The largest of the illegal fleet to date had been his Star of David, which carried under two thousand passengers. Other ships carried from a few hundred to a thousand. The Mossad figured that if they could run the blockade with a ship holding upwards of five thousand refugees it would be a staggering blow for the British.

Bill was commissioned to find a ship that could do the job, outfit it, and take five thousand refugees from the big center at La Ciotat in southern France. It was felt that the ship should be purchased in the United States or South America where the British would not be suspicious. British CID simply had the European ports too well covered. Mossad agents covered South America while Bill himself searched the Gulf ports and the east coast. It became obvious that they weren’t going to get much of a ship for the money they had to spend. So Bill had taken a gamble and now he was worried. He had purchased an overaged, obsolete steamship which had seen service only on the Chesapeake Bay in an overnight run between Baltimore and Norfolk. The ship, the General Stonewall Jackson, an oversized pleasure cruiser, had never sailed the ocean. The only thing Bill could think of that was decent about the ship was that it had been bought cheap.

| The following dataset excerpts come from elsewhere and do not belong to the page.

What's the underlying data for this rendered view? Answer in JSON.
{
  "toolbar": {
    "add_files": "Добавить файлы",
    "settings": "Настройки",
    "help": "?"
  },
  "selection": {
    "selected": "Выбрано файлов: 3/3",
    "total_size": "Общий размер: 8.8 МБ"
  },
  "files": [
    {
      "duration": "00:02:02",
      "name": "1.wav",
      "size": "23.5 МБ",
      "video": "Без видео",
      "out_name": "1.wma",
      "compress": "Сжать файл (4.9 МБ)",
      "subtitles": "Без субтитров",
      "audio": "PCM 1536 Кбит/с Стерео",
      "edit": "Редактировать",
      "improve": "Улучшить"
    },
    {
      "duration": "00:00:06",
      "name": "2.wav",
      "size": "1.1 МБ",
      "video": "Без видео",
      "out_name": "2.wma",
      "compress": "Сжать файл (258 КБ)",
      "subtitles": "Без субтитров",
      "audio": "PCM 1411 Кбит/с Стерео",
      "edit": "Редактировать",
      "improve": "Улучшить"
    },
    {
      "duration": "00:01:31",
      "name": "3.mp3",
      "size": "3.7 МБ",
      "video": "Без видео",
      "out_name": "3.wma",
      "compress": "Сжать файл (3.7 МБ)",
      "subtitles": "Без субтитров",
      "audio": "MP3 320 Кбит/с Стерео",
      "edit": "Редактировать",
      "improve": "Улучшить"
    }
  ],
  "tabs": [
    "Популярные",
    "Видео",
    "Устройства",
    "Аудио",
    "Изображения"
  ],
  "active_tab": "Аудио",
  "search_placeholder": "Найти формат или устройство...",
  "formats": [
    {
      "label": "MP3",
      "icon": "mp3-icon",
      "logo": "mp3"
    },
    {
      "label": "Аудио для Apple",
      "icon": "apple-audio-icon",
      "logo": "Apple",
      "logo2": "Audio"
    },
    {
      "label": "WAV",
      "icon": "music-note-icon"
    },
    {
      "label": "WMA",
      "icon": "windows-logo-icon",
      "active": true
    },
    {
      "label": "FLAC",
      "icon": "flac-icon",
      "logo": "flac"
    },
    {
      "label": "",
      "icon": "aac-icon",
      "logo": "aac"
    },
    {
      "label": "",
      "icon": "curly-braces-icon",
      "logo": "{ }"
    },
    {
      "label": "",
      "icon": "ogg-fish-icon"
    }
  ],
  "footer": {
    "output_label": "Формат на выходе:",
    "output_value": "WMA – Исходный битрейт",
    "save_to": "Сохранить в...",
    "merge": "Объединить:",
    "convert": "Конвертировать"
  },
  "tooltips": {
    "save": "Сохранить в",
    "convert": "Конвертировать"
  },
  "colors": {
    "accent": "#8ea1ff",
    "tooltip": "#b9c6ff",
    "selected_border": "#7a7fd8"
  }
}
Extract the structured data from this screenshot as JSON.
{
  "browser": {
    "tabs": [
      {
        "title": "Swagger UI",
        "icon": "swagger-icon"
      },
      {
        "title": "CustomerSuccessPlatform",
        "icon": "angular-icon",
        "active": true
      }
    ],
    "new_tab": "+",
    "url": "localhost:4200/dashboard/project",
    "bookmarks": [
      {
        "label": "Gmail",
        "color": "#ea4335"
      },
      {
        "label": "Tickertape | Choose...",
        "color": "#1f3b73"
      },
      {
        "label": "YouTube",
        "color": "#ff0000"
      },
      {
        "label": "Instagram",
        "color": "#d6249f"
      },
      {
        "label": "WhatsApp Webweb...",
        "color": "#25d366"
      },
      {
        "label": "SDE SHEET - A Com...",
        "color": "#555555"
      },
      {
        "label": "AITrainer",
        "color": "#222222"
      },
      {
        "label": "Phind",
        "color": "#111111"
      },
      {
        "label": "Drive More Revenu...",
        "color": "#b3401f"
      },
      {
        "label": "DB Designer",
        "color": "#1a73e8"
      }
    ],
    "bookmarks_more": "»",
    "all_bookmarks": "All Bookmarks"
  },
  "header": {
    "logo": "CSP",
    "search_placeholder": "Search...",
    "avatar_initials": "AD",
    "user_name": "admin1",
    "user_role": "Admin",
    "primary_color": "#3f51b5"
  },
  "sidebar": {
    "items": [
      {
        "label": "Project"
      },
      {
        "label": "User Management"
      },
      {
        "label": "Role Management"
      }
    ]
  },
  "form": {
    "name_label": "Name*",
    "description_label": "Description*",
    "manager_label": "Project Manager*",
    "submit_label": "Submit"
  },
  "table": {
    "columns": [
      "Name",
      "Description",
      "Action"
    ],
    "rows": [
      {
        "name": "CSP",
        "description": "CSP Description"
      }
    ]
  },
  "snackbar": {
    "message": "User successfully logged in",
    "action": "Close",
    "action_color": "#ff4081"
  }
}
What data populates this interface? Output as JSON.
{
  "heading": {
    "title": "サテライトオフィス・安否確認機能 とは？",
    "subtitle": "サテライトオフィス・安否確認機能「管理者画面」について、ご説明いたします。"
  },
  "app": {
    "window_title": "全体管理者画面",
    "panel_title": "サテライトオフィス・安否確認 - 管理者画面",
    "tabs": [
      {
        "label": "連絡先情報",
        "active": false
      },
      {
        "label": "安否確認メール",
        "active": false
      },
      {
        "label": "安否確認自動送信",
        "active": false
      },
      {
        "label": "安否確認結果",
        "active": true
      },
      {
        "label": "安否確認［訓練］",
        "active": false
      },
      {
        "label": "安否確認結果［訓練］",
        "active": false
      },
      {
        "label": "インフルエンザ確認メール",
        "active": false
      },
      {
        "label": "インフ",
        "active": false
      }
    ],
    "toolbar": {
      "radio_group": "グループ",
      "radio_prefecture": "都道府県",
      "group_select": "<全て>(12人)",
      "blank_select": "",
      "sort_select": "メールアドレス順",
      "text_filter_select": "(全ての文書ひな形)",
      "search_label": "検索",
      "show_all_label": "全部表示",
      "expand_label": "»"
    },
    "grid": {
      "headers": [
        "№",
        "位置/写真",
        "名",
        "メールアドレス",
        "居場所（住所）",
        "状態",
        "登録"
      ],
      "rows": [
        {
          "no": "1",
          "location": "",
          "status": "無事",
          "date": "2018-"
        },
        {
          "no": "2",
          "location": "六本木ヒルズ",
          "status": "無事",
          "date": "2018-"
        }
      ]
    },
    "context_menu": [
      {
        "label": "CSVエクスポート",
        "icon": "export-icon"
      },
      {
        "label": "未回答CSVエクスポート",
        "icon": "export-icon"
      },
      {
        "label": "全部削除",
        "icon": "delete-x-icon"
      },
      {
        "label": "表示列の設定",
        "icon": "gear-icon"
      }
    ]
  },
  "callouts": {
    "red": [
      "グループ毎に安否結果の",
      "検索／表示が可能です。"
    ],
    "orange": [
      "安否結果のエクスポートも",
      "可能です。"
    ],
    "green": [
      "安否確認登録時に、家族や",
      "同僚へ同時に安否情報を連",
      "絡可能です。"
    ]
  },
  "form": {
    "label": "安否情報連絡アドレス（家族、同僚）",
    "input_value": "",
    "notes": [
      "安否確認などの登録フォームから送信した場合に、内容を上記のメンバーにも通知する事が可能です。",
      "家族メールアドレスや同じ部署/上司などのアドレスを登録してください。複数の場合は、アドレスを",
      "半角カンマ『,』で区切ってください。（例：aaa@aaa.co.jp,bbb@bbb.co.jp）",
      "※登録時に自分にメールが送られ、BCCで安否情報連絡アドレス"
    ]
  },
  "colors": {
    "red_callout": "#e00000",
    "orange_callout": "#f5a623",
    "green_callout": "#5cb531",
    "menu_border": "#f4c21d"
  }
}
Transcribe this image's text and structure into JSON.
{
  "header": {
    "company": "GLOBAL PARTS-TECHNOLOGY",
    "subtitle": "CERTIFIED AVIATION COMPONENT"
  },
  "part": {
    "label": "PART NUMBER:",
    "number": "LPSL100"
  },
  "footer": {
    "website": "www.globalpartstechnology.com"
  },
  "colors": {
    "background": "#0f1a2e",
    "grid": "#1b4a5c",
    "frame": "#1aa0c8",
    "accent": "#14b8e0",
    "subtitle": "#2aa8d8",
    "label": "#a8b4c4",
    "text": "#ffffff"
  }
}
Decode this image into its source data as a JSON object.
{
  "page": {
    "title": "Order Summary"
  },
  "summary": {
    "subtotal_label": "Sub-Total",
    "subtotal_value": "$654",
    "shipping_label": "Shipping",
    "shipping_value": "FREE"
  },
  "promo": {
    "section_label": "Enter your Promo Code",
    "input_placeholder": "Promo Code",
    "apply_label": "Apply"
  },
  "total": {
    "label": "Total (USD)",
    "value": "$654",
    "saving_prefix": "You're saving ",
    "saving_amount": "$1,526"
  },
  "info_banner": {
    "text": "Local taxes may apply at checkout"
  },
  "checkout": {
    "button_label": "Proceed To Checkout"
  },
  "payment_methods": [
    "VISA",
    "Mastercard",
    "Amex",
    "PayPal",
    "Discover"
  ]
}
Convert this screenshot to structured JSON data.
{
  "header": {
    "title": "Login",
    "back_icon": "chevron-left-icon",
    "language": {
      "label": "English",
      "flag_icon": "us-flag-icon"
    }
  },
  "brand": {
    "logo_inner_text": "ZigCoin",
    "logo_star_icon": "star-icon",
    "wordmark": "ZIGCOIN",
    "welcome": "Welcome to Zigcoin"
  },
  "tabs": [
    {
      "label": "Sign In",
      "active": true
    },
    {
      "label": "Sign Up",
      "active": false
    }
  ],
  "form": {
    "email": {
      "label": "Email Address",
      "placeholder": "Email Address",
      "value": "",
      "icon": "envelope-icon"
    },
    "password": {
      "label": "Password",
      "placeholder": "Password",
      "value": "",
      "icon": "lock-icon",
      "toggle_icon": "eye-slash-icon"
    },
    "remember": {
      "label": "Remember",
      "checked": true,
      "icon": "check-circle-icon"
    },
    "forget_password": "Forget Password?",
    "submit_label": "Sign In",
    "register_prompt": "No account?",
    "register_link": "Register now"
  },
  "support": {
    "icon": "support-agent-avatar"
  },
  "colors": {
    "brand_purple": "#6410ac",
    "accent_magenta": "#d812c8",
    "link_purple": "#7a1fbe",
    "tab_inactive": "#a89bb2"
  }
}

The white-coated waiter hovered over Bill’s table. “Is something wrong with the chowder, sir?”

\

“Huh? Oh, hell no … it’s fine,” he mumbled, and shoved a spoonful into his mouth.

Had the purchase of the obsolete bay liner been a mistake? At this moment it was being fitted in Newport News, Virginia, to hold 6850 refugees.

Bill sighed. There was the other side of the picture. Suppose he could get seven thousand refugees out of Europe at one crack! It would just about explode the British policy!

Bill shoved the bowl of chowder away and asked for the check. He picked up the dead cigar butt from the ash tray and relit it and once again read the telegram from Newport News: THE JACKSON IS READY.

At Newport News the next day Bill assembled his crew of Palestinian Palmach and Aliyah Bet, American Jews, sympathetic Spanish Loyalists, Italians, and French. He inspected the ship and ran a short shakedown cruise around the lower bay, then revved up her engines and made for the Atlantic Ocean.